ILANIT 2023

Modulating the cytotoxic influx of tumor specific CD8+ T cells through anti-4-1BB/PD1 combination therapy

Oren Barboy 1 Akhiad Bercovich 2 Hanjie Li 3 Yaniv Eyal-Lubling 6 Adam Yalin 1 Yuval Shapir 1 Kathleen Abadie 4 Mor Zada 1 Yonatan Katzenelenbogen 1 Diego Adhemar-Jaitin 1 Eyal David 1 Shir Shlomi-Loubaton 1 Merav Cohen 7 Aviezer Lifshitz 2 Amos Tanay 2 Ido Amit 1
1System immunology, Weizmann Institute of Science, Israel
2Department of Computer Science and Applied Mathematics, Weizmann Institute of Science, Israel
3Synthetic Immunology, Shenzhen Institutes of Advanced Technology, China
4department of bioengineering, University of Washington, USA
5Department of Biological Regulation, Weizmann Institute of Science, Israel
6Cancer Research, Cambridge Institute, UK
7Department of Clinical Microbiology and Immunology, Tel-Aviv University, Israel

Anti-PD1 (aPD1) immunotherapy transformed the clinical standard of care in melanoma and lung cancer, yet its efficacy is still variable among patients and tumor types. Deciphering the mechanisms underlying aPD1 responsiveness is limited when using static data, failing to capture the dynamics of migration, proliferation, and differentiation shaping tumor-immune interactions.

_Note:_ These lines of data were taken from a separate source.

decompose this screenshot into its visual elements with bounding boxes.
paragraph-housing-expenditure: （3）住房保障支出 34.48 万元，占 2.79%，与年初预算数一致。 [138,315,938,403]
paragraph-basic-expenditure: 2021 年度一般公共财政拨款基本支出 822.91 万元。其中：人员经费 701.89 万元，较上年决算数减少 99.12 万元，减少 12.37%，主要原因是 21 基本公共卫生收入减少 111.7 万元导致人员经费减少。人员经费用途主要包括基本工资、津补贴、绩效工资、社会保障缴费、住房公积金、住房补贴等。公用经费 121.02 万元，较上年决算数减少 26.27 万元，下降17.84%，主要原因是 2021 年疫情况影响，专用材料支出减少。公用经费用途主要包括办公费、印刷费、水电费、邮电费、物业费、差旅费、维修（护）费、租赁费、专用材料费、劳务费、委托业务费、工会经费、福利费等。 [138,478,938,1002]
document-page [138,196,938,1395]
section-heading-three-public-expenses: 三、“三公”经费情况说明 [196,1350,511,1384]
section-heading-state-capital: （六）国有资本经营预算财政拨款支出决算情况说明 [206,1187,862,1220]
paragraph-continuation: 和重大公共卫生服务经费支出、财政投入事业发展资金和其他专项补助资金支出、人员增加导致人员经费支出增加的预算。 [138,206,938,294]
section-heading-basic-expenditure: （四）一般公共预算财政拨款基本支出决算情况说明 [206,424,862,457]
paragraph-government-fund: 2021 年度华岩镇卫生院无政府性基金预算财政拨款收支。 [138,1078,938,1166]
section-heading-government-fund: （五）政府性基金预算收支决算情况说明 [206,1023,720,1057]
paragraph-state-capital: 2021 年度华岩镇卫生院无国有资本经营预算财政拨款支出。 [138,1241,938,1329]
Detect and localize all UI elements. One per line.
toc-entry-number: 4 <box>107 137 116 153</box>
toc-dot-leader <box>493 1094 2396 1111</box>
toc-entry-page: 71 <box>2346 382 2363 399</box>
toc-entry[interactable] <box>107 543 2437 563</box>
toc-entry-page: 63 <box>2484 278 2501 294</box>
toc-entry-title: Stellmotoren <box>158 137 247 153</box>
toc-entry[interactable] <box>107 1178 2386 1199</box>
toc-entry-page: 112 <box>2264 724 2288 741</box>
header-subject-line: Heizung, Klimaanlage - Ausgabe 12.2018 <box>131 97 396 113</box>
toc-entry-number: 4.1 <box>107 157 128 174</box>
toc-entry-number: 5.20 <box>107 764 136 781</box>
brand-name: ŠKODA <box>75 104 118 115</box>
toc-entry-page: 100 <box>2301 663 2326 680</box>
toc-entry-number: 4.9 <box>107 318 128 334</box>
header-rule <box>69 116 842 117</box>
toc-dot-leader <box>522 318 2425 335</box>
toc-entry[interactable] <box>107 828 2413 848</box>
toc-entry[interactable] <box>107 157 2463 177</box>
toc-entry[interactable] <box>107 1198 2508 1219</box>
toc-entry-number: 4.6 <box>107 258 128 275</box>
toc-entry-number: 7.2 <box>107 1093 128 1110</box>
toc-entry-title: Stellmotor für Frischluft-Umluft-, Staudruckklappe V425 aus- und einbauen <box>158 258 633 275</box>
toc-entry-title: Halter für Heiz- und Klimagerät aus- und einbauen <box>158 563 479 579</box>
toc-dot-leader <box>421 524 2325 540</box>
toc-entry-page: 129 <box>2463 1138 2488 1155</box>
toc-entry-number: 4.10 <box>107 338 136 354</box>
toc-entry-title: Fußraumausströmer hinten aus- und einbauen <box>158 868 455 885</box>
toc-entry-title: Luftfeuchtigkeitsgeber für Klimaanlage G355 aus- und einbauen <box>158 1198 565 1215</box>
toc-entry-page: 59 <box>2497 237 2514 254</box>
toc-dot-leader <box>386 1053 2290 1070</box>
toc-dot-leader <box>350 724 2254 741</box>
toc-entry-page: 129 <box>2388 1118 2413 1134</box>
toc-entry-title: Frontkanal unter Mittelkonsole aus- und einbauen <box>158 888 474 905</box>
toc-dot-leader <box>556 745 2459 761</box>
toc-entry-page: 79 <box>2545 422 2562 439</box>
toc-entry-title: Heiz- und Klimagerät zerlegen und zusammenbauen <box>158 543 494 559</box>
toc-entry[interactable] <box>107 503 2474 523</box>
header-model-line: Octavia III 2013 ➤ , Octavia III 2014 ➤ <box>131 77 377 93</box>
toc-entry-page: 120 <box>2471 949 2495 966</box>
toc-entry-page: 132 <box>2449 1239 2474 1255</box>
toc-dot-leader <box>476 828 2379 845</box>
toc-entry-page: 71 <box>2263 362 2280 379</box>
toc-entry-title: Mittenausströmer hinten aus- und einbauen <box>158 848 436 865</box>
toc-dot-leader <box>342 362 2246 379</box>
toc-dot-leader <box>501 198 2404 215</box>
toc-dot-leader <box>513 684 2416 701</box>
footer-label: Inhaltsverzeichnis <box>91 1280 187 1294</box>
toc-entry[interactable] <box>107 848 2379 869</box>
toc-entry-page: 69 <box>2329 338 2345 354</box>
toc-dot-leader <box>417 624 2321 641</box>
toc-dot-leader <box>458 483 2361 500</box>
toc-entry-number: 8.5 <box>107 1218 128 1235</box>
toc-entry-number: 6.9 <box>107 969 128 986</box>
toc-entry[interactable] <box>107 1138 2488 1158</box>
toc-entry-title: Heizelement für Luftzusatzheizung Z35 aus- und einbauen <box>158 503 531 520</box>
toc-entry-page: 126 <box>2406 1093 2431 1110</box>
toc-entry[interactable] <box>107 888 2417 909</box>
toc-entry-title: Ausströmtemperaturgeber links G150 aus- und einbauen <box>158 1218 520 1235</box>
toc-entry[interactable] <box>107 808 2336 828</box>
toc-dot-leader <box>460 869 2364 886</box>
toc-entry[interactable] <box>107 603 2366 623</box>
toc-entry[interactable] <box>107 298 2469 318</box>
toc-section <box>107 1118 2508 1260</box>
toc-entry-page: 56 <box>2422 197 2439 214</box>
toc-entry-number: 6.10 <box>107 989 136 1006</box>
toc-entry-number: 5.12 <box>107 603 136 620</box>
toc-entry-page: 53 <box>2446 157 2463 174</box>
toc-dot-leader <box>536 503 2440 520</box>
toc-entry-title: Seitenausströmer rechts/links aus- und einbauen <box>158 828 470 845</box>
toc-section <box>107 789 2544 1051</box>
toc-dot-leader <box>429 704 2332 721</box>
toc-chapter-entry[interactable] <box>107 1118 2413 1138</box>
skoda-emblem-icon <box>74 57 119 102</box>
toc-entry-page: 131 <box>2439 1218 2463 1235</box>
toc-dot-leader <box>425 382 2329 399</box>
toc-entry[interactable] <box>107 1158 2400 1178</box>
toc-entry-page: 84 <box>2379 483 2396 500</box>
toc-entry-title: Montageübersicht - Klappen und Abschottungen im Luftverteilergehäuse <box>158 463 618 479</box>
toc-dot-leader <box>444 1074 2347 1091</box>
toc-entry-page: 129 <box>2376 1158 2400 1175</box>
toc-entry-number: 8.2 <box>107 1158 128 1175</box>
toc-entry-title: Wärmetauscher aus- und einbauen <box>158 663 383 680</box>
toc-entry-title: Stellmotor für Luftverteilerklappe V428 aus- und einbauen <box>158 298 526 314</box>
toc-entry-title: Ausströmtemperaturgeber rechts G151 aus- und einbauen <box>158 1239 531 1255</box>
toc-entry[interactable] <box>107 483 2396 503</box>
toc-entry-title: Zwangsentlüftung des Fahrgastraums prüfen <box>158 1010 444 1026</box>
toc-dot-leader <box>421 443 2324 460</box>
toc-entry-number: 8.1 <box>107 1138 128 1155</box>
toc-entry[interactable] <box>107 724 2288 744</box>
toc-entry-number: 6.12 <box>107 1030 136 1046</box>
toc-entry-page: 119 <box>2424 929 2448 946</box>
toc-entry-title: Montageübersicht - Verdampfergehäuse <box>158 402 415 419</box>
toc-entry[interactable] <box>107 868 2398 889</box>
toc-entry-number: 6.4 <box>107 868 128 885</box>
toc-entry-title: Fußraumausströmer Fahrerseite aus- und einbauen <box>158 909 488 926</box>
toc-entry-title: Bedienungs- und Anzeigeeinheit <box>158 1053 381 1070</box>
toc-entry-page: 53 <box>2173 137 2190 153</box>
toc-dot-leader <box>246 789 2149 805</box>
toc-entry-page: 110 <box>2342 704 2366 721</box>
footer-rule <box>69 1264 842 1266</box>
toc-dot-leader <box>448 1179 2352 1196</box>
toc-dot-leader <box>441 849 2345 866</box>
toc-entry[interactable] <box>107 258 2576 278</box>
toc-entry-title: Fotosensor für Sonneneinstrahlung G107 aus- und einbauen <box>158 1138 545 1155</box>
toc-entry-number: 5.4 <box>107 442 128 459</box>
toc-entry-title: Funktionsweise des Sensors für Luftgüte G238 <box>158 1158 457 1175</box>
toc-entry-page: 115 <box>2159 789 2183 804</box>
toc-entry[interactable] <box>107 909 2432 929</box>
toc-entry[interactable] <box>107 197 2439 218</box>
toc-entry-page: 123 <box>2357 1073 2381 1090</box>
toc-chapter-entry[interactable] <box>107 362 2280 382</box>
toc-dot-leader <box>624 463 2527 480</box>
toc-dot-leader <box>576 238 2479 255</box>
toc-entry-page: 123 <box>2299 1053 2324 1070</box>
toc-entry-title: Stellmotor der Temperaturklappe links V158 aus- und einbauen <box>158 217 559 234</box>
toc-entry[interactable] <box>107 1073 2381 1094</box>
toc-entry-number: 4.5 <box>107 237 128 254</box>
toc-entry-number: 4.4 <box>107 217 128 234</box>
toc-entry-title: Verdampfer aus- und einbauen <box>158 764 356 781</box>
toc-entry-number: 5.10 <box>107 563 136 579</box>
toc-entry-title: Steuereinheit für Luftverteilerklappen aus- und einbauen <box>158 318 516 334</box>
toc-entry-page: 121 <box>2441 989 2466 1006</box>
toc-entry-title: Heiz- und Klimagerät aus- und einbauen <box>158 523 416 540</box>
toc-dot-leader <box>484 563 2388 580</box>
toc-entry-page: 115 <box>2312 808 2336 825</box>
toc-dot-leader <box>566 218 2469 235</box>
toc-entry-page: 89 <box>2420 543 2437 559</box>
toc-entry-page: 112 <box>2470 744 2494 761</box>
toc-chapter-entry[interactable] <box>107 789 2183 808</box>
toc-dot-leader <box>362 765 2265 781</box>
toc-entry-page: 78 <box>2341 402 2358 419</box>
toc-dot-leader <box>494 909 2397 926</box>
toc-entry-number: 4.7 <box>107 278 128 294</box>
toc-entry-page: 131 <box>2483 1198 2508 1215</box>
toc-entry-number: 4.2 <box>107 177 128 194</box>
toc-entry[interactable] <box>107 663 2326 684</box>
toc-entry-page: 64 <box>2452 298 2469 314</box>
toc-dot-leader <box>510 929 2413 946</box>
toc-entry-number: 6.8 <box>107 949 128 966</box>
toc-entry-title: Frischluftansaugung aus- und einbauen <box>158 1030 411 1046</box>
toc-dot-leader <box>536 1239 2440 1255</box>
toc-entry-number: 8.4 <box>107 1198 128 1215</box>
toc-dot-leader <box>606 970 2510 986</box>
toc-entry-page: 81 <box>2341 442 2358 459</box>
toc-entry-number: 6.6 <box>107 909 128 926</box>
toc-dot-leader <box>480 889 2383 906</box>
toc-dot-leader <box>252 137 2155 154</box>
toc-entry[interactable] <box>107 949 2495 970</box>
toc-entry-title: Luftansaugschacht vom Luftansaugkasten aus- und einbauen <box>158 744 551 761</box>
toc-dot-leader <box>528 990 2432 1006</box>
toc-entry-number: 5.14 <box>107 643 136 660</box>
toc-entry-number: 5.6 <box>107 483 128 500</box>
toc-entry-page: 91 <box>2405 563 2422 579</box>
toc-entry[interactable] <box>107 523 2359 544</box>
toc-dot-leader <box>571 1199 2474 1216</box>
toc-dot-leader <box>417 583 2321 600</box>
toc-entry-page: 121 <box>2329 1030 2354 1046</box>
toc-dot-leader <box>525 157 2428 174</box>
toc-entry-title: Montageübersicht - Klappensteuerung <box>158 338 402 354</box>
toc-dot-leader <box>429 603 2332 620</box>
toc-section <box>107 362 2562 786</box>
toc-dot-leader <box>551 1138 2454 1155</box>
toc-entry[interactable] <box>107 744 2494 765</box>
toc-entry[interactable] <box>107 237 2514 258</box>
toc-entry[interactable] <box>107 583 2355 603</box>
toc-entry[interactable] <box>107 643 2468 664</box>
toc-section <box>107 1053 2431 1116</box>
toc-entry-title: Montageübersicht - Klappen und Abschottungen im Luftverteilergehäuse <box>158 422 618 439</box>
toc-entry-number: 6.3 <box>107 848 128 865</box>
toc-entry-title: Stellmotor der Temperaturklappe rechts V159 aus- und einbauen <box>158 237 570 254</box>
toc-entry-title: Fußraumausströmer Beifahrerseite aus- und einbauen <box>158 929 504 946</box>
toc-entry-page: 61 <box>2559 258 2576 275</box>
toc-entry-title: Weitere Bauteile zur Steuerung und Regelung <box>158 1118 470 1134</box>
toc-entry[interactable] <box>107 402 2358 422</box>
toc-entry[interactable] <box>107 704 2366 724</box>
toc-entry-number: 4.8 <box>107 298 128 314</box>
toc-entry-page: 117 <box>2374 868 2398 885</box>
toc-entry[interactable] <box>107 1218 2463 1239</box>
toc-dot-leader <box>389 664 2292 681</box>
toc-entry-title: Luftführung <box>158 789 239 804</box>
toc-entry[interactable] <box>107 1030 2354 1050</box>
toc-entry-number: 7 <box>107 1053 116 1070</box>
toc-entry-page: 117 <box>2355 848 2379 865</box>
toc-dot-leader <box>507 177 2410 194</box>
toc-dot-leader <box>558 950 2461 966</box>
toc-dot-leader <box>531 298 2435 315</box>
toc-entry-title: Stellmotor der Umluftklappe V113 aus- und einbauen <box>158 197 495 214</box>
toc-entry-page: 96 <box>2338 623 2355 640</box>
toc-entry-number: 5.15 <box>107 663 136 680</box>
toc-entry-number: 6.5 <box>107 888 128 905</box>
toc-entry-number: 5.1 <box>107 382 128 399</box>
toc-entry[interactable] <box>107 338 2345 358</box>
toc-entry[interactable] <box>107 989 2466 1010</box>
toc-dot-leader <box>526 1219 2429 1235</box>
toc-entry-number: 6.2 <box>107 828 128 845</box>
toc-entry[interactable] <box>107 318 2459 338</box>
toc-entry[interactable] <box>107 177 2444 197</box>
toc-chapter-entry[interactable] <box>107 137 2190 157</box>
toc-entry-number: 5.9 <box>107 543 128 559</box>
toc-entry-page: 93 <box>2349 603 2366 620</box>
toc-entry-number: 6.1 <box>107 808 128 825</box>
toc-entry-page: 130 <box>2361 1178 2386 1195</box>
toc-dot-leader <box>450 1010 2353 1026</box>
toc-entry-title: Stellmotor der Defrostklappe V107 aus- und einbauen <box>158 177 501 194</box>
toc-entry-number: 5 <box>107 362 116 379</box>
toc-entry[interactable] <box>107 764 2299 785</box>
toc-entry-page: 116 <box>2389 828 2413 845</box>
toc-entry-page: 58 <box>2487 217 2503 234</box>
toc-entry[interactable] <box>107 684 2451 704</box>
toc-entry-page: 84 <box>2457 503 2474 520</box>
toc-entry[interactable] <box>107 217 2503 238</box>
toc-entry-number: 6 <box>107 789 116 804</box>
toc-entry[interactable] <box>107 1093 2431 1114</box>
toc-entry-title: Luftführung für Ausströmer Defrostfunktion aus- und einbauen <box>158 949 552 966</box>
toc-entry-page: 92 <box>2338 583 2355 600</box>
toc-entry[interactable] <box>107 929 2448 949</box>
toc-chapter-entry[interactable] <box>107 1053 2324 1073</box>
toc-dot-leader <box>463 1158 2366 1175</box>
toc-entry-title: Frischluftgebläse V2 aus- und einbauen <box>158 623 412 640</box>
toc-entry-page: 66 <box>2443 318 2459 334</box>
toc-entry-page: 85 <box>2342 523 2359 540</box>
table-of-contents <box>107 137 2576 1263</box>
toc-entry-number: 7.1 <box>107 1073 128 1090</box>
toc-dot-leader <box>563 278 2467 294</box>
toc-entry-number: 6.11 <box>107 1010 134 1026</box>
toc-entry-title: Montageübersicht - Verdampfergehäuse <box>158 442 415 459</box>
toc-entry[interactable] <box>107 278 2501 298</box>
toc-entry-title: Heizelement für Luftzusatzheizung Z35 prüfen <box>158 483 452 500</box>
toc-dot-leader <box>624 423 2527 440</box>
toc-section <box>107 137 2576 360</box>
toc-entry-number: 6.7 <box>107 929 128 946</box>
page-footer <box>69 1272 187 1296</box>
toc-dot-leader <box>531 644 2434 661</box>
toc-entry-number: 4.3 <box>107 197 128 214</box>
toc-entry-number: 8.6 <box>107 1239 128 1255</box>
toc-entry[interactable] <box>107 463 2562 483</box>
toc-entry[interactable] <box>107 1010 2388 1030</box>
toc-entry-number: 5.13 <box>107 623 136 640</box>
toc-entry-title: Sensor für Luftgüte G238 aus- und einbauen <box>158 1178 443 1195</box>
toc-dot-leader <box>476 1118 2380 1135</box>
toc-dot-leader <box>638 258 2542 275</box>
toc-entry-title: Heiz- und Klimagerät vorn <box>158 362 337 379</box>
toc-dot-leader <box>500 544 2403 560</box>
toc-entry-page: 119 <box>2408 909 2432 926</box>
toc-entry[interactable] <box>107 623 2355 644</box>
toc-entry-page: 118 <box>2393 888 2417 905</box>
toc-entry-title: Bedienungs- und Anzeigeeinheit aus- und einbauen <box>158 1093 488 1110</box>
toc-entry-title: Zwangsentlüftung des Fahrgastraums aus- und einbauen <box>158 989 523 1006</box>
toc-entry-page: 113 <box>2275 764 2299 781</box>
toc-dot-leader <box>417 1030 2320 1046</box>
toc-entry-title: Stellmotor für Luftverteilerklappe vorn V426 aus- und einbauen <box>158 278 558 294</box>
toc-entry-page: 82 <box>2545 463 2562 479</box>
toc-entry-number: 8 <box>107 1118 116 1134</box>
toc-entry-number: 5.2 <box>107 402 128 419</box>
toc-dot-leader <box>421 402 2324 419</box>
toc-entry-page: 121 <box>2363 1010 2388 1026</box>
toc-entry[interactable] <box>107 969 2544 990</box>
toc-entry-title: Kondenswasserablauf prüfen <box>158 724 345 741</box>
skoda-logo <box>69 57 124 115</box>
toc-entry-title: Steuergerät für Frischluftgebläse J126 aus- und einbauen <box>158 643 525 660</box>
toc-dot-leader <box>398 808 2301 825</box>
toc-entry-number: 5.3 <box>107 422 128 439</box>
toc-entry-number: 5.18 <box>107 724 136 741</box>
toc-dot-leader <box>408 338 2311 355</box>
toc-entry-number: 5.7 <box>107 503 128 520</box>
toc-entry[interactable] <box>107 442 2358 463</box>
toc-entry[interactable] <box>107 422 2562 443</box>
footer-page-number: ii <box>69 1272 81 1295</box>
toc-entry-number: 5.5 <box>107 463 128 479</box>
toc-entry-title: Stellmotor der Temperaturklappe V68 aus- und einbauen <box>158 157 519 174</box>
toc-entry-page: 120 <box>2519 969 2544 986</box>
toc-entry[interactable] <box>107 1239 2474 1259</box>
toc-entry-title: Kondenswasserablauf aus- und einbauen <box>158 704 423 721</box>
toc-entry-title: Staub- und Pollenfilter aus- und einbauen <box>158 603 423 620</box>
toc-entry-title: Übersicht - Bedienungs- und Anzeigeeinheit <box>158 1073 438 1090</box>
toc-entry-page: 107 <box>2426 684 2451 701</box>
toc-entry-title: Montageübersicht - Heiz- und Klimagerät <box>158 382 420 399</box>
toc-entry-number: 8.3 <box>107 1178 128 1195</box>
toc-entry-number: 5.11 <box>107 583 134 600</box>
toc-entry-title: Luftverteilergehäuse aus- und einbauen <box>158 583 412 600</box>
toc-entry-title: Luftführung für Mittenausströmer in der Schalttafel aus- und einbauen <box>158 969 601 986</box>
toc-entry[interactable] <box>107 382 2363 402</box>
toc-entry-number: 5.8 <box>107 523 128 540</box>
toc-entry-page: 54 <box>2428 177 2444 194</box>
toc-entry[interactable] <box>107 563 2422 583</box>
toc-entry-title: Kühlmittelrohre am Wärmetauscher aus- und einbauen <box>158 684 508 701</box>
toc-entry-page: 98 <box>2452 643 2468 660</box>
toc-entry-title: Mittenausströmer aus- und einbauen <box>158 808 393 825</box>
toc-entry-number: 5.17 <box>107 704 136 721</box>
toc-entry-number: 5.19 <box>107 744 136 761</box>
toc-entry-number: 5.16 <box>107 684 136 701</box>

To address this, we develop here a temporal single-cell and single tissue analysis of standardized treatment regimens and infer the dynamics of engineered tumor-specific CD8+ T cells. We discover that aPD1 treatment enhances activation of tumor-specific precursor cells to extend their cytotoxic window in the tumor microenvironment (TME), rather than re-activating mature, dysfunctional T cells. Elongation of the cytotoxic window by aPD1 is insufficient in patients or mouse models with limited influx of tumor specific early-effector T cells. Such influx is increased following treatment with an agonist for the co-stimulatory receptor 4-1BB, and combing this co-stimulation with aPD1 treatment yields strong synergistic efficacy in models unresponsive to aPD1 treatment. These results define that current checkpoint blockade strategies extend the cytotoxic window, but successful treatment may rely on co-stimulatory therapy for increasing the influx of tumor-specific precursor cells through this elongated window.